Thursday, December 2, 2010

The Importance of Play

Adults who watch children at play think of it as having fun, goofing off or getting rid of extra energy. Yet play is actually how children learn and is essential to their healthy cognitive, social and physical development.

Play stimulates every aspect of a child’s development. Motor skills such as walking, kicking, or skipping are strengthened by sliding and running, by jumping rope, or playing ball. Children develop their fine motor skills and hand eye coordination with art work such as finger painting and coloring.

They build their thinking skills with games that require strategy and planning to reach a goal, making choices, or solving problems such as board games, puzzles, and models. Even making mud pies teaches children about measuring and mixing.

Playing with other children also helps youngsters develop social and interpersonal skills as they take turns, share their toys, and work as a team.

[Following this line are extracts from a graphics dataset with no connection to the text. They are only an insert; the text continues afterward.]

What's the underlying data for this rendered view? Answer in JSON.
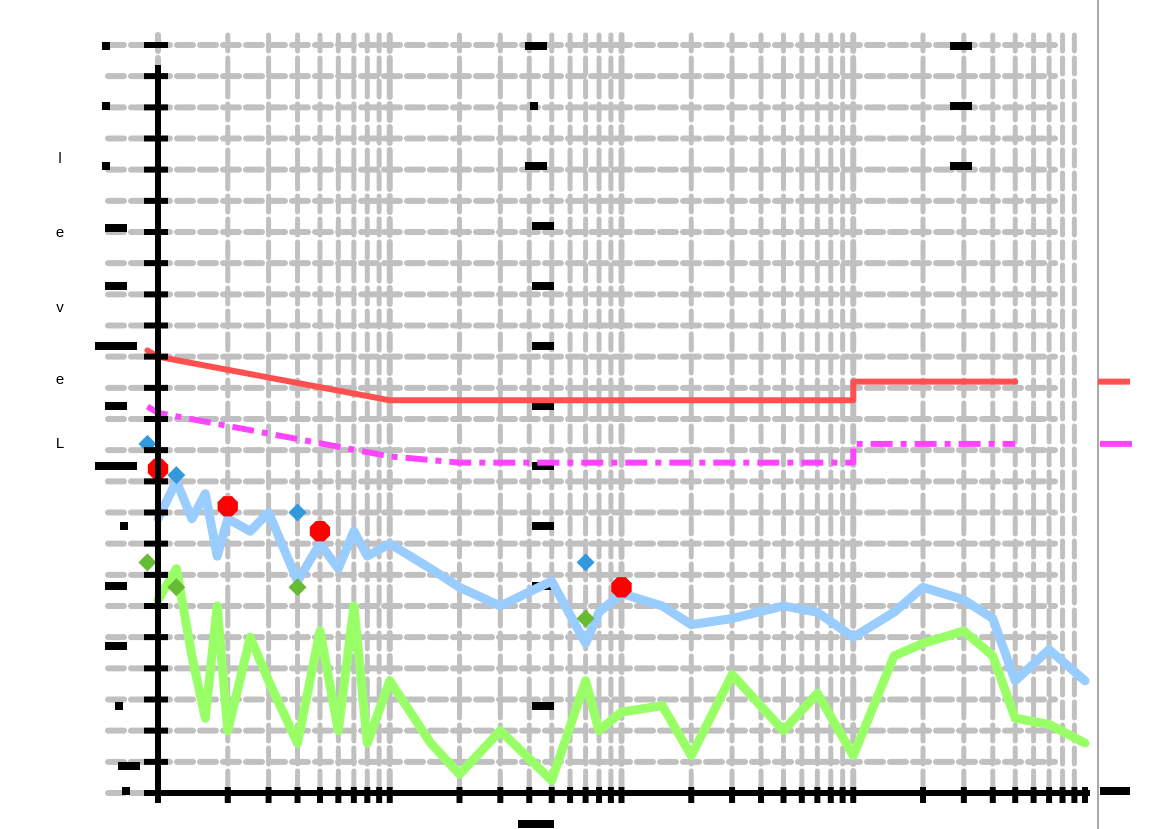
{
  "chart_data": {
    "type": "line",
    "title": "",
    "ylabel": "Level",
    "xlabel": "",
    "x_scale": "log",
    "xlim": [
      10,
      100000
    ],
    "ylim": [
      0,
      120
    ],
    "grid": true,
    "legend": "none",
    "series": [
      {
        "style": "solid",
        "color": "#ff5050",
        "x": [
          9,
          10,
          100,
          200,
          10000,
          10000,
          50000
        ],
        "y": [
          71,
          70,
          63,
          63,
          63,
          66,
          66
        ]
      },
      {
        "style": "dashdot",
        "color": "#ff44ff",
        "x": [
          9,
          10,
          100,
          200,
          10000,
          10000,
          50000
        ],
        "y": [
          62,
          61,
          54,
          53,
          53,
          56,
          56
        ]
      },
      {
        "style": "thick",
        "color": "#99ccff",
        "x": [
          10,
          12,
          14,
          16,
          18,
          20,
          25,
          30,
          40,
          50,
          60,
          70,
          80,
          100,
          150,
          200,
          300,
          500,
          700,
          800,
          1000,
          1500,
          2000,
          3000,
          5000,
          7000,
          10000,
          15000,
          20000,
          30000,
          40000,
          50000,
          70000,
          100000
        ],
        "y": [
          44,
          50,
          44,
          48,
          38,
          44,
          42,
          45,
          34,
          40,
          36,
          42,
          38,
          40,
          36,
          33,
          30,
          34,
          24,
          29,
          32,
          30,
          27,
          28,
          30,
          29,
          25,
          29,
          33,
          31,
          28,
          18,
          23,
          18
        ]
      },
      {
        "style": "thick",
        "color": "#99ff66",
        "x": [
          10,
          12,
          14,
          16,
          18,
          20,
          25,
          30,
          40,
          50,
          60,
          70,
          80,
          100,
          150,
          200,
          300,
          500,
          700,
          800,
          1000,
          1500,
          2000,
          3000,
          5000,
          7000,
          10000,
          15000,
          20000,
          30000,
          40000,
          50000,
          70000,
          100000
        ],
        "y": [
          31,
          36,
          22,
          12,
          30,
          10,
          25,
          18,
          8,
          26,
          10,
          30,
          8,
          18,
          8,
          3,
          10,
          2,
          18,
          10,
          13,
          14,
          6,
          19,
          10,
          16,
          6,
          22,
          24,
          26,
          22,
          12,
          11,
          8
        ]
      }
    ],
    "markers": [
      {
        "color": "#ff0000",
        "shape": "octagon",
        "points": [
          {
            "x": 10,
            "y": 52
          },
          {
            "x": 20,
            "y": 46
          },
          {
            "x": 50,
            "y": 42
          },
          {
            "x": 1000,
            "y": 33
          }
        ]
      },
      {
        "color": "#3399dd",
        "shape": "diamond",
        "points": [
          {
            "x": 9,
            "y": 56
          },
          {
            "x": 12,
            "y": 51
          },
          {
            "x": 40,
            "y": 45
          },
          {
            "x": 700,
            "y": 37
          }
        ]
      },
      {
        "color": "#66bb33",
        "shape": "diamond",
        "points": [
          {
            "x": 9,
            "y": 37
          },
          {
            "x": 12,
            "y": 33
          },
          {
            "x": 40,
            "y": 33
          },
          {
            "x": 700,
            "y": 28
          }
        ]
      }
    ]
  }
}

Plus, they have the added benefit of the sheer joy of being with a friend. Play helps children develop confidence as they learn new things. What parent can forget a child’s look of pride as he or she finally masters a task?

Playing with your child can also build your relationship as you both enjoy each other’s company and have fun together. As adults, we often forget that we, too, still have permission to play. Play is what childhood is all about, so give children reasonable freedom to explore, provide interesting play things and play together often. So go ahead, get that Cootie game out, put your skates on, or play ball with your kids today.